Georgia Urgent Care Sees Rash of Local Kids Injured In Hoverboard Falls

When it comes to one of the hottest gifts of the 2015 holiday season,  Forsyth County mom Nicole Millsaps really wasn’t feeling it.

"I'm not a big fan," Millsaps says.

After hearing the Consumer Product Safety Commission was looking into a rash of fires linked to the popular two-wheeled balance board, Millsaps and her husband told their 14-year old son Andrew he couldn’t have one.

"We always joke that we're Mr. and Mrs. Safety,” Nicole Millsaps says. “So we're always the ones that don't let our kids get that stuff.”

So, young Andrew took another approach.

"I was a New Year’s Eve party and someone there brought a hoverboard,” Andrew says.

"I went to try it and got on it,” he says.  “And my friend was telling me how to go forwards and backwards."

He was fine, for a few minutes.

"But then when I tried to get off, it came out from under me,” Millsaps says. “Because it kept going even though I was trying to get off."

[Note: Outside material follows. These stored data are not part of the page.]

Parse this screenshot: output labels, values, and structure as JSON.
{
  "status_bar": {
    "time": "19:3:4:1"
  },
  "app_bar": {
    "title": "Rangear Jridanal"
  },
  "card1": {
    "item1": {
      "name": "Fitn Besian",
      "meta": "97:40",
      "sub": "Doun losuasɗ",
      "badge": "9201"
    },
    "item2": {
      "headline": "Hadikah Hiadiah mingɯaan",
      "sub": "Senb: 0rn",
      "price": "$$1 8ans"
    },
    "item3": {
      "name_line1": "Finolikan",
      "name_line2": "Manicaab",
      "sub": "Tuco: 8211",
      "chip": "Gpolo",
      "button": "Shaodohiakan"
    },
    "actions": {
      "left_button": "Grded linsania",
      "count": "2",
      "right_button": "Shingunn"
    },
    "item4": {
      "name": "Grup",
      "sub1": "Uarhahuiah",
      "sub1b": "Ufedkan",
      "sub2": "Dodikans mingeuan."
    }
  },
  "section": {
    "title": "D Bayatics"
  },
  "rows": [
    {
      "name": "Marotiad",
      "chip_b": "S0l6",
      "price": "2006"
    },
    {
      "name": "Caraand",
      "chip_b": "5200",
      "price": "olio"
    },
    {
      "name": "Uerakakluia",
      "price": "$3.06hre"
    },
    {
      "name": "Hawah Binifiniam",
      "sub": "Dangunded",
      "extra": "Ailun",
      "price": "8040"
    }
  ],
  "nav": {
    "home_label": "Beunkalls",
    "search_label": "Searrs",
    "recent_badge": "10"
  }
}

Andrew fell backwards, hard, onto his tailbone.  At first, he says, he was okay.

"The next day when I woke up, it hurt really bad,” He says. “And then after that it got really, really bad."

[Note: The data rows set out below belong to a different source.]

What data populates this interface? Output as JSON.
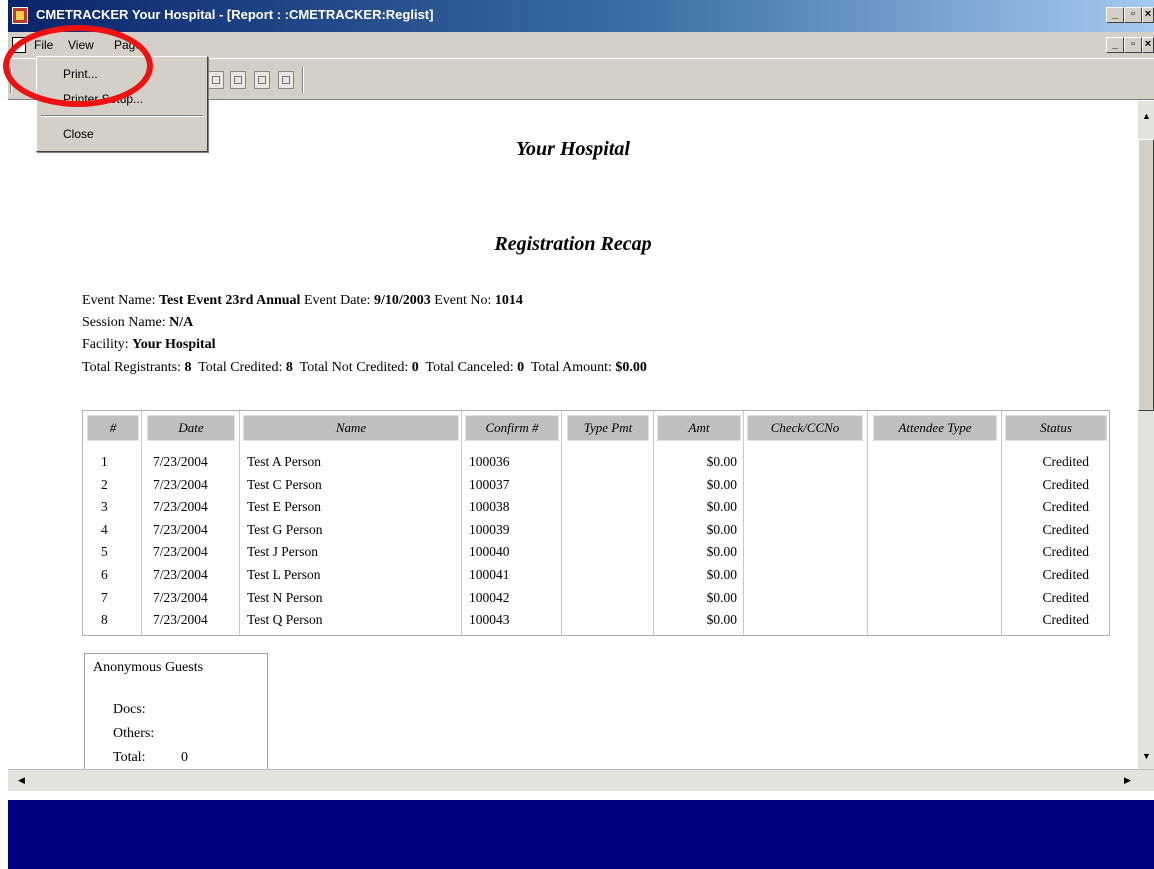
{
  "window": {
    "title": "CMETRACKER  Your Hospital - [Report : :CMETRACKER:Reglist]",
    "minimize": "_",
    "maximize": "▫",
    "close": "×"
  },
  "menu": {
    "file": "File",
    "view": "View",
    "page": "Page"
  },
  "file_menu": {
    "print": "Print...",
    "printer_setup": "Printer Setup...",
    "close": "Close"
  },
  "report": {
    "hospital": "Your Hospital",
    "title": "Registration Recap",
    "labels": {
      "event_name": "Event Name:",
      "event_date": "Event Date:",
      "event_no": "Event No:",
      "session_name": "Session Name:",
      "facility": "Facility:",
      "total_registrants": "Total Registrants:",
      "total_credited": "Total Credited:",
      "total_not_credited": "Total Not Credited:",
      "total_canceled": "Total Canceled:",
      "total_amount": "Total Amount:"
    },
    "values": {
      "event_name": "Test Event 23rd Annual",
      "event_date": "9/10/2003",
      "event_no": "1014",
      "session_name": "N/A",
      "facility": "Your Hospital",
      "total_registrants": "8",
      "total_credited": "8",
      "total_not_credited": "0",
      "total_canceled": "0",
      "total_amount": "$0.00"
    }
  },
  "table": {
    "headers": [
      "#",
      "Date",
      "Name",
      "Confirm #",
      "Type Pmt",
      "Amt",
      "Check/CCNo",
      "Attendee Type",
      "Status"
    ],
    "rows": [
      [
        "1",
        "7/23/2004",
        "Test A Person",
        "100036",
        "",
        "$0.00",
        "",
        "",
        "Credited"
      ],
      [
        "2",
        "7/23/2004",
        "Test C Person",
        "100037",
        "",
        "$0.00",
        "",
        "",
        "Credited"
      ],
      [
        "3",
        "7/23/2004",
        "Test E Person",
        "100038",
        "",
        "$0.00",
        "",
        "",
        "Credited"
      ],
      [
        "4",
        "7/23/2004",
        "Test G Person",
        "100039",
        "",
        "$0.00",
        "",
        "",
        "Credited"
      ],
      [
        "5",
        "7/23/2004",
        "Test J Person",
        "100040",
        "",
        "$0.00",
        "",
        "",
        "Credited"
      ],
      [
        "6",
        "7/23/2004",
        "Test L Person",
        "100041",
        "",
        "$0.00",
        "",
        "",
        "Credited"
      ],
      [
        "7",
        "7/23/2004",
        "Test N Person",
        "100042",
        "",
        "$0.00",
        "",
        "",
        "Credited"
      ],
      [
        "8",
        "7/23/2004",
        "Test Q Person",
        "100043",
        "",
        "$0.00",
        "",
        "",
        "Credited"
      ]
    ]
  },
  "guests": {
    "title": "Anonymous Guests",
    "docs": "Docs:",
    "others": "Others:",
    "total": "Total:",
    "total_value": "0"
  }
}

Andrew ended up at Children's Healthcare of Atlanta's Forsyth Urgent Care, where Dr. DeeDee Stewart has seen a lot of kids hurt in hoverboarding gone wrong.

"We started seeing it Christmas Day,” says Dr. Stewart. “And, then the 26th, and ever since then.  It has become something we see regularly."

How regularly?

"In one shift, I had five,” Dr. Stewart says. “In one shift.  That's a whole lot."

Stewart says most of the kids they're treating  are being injured by falling forward off the balance boards.

"We've seen everything from broken bones to joint injuries to wounds that have needed stitches to concussions,” she says."

Dr. Stewart says what happened to Andrew is pretty typical in her experience.

"Most commonly, we hear that it's when they're getting off the hoverboard, is when the injury is most likely to happen or when they're first using it,” she says. "Some of it is a balance issue, and there's a learning curve for being able to use it, and being competent to use it."

The Consumer Product Safety Commission is urging children and adults to wear proper safety equipment when riding a hoverboard.  That means wearing a skateboard helmet, elbow and knee pads and wrist guards. 

The CPSC says never ride the boards anywhere near traffic.

Andrew Millsaps mom says he’s stopped asking for a hoverboard.  The ride is over.

"He says he'll never get on one again,” she says.